Although the Hypercar class has undergone a few changes in recent years, the Valkyrie’s racing counterpart will be every bit as breathtaking as originally planned. The company has swerved the forced induction V6 or V8 route that most of its rivals have gone down, instead opting for a ‘modified’ version of the 6.5-litre naturally aspirated Cosworth V12 that powers the AMR Pro track car. This differs from the road model by ditching the battery electric component, and although hybrids are very much welcome in the WEC, the racer will do without.

What we don’t know is how much power that glorious V12 will be pumping out in race trim. In the unrestricted AMR Pro track car, it’s 1,000hp and a rev limit all the way up at 11,000rpm. However, the race car has to deal with pesky Balance of Performance rules, which typically alter power outputs and adjust the weight of cars that are either walking all over the field or struggling to keep up with the LMP2s to keep the pack bunched up.

The latter probably won’t be an issue for the Valkyrie though. We’re talking about a car designed by Adrian Newey, the bloke with countless Formula 1 championships to his name and the lead designer of this year’s dominant RB19. However, in the endurance world, Hypercars are limited in the amount of downforce they can produce in the name of parity. The only changes seen on the renderings versus the AMR Pro is a slightly more conventional rear wing and a less complex front wing. That could change ahead of the racer’s debut in 2025, but it’ll likely be the most radical car on the Le Mans grid – and certainly the best-sounding.

Like Ferrari, the Valkyrie racing project will be run by one of Aston Martin’s affiliated motorsport outfits. Nope, not long-time partner Prodrive, but new-ish kids on the block Heart of Racing.
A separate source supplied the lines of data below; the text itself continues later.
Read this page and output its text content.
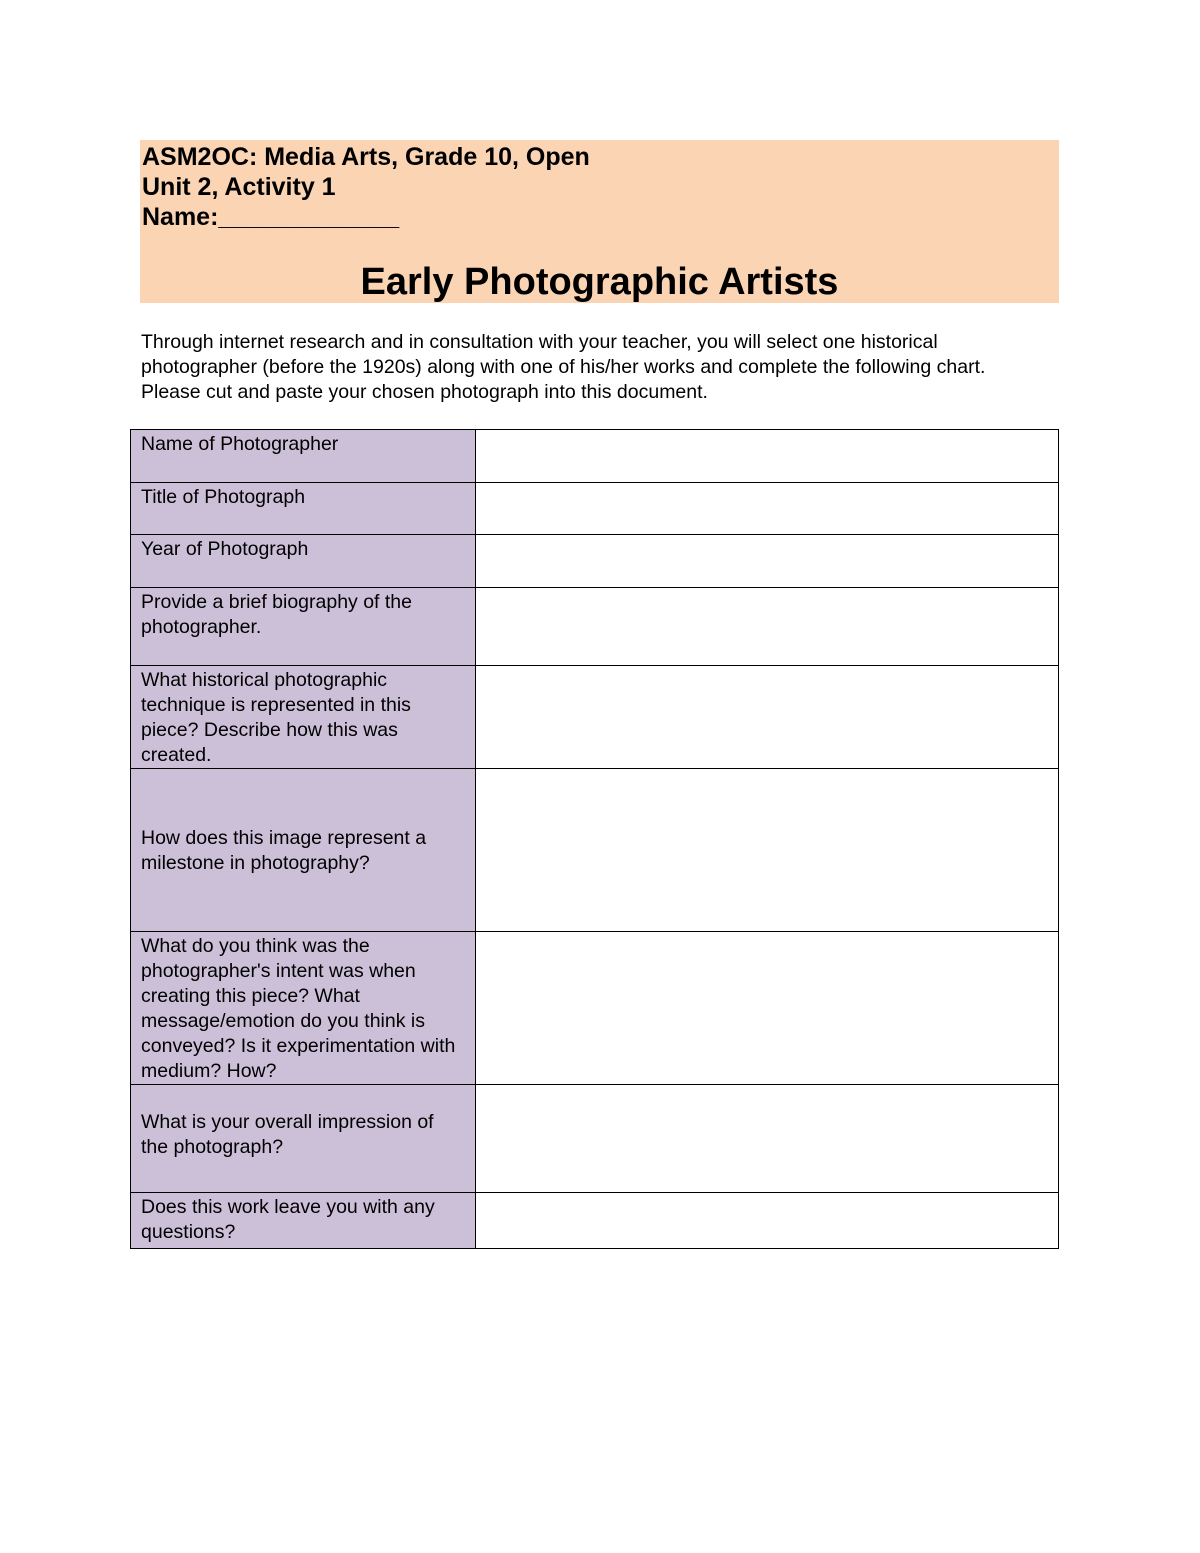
ASM2OC: Media Arts, Grade 10, Open
Unit 2, Activity 1
Name:_____________
Early Photographic Artists

Through internet research and in consultation with your teacher, you will select one historical photographer (before the 1920s) along with one of his/her works and complete the following chart. Please cut and paste your chosen photograph into this document.

Name of Photographer	

Title of Photograph	

Year of Photograph	

Provide a brief biography of the photographer.	

What historical photographic technique is represented in this piece? Describe how this was created.	

How does this image represent a milestone in photography?	

What do you think was the photographer's intent was when creating this piece? What message/emotion do you think is conveyed? Is it experimentation with medium? How?	

What is your overall impression of the photograph?	

Does this work leave you with any questions?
The American GT team has competed with Vantage GTE and GT3s across the globe, and will run ‘at least’ a single car in both the WEC and IMSA series in the US. With any luck, that’ll mean a two-pronged attack for Le Mans in 2025 for extra V12 glory.

Lawrence Stroll, Aston Martin’s head honcho, said: “The complex knowledge base we are building through our F1 team is data that Aston Martin Performance Technologies can harness to further enhance the capabilities of the Valkyrie racecar at Le Mans, in WEC and IMSA. Just as the learnings we gain through endurance competition will feed directly into our road car programmes, further improving the ultimate performance of our products.” Here’s to more Valkyrie-like projects in the future, then.

Alongside the new Valkyrie motorsport programme, Aston has announced that there’ll be ‘all-new’ GT3 and GT4 racers based on the next-generation Vantage. No specifics have revealed yet, because anything Aston gives away now will point to the new road cars – and it doesn’t want to do that until early next year. The new GT cars will be ready in time for the 2024 season – and for the switch from GTE machinery to the new LMGT3 class – with the Valkyrie debuting the 24 Hours of Daytona a year later. Endurance racing’s golden era is about to go platinum.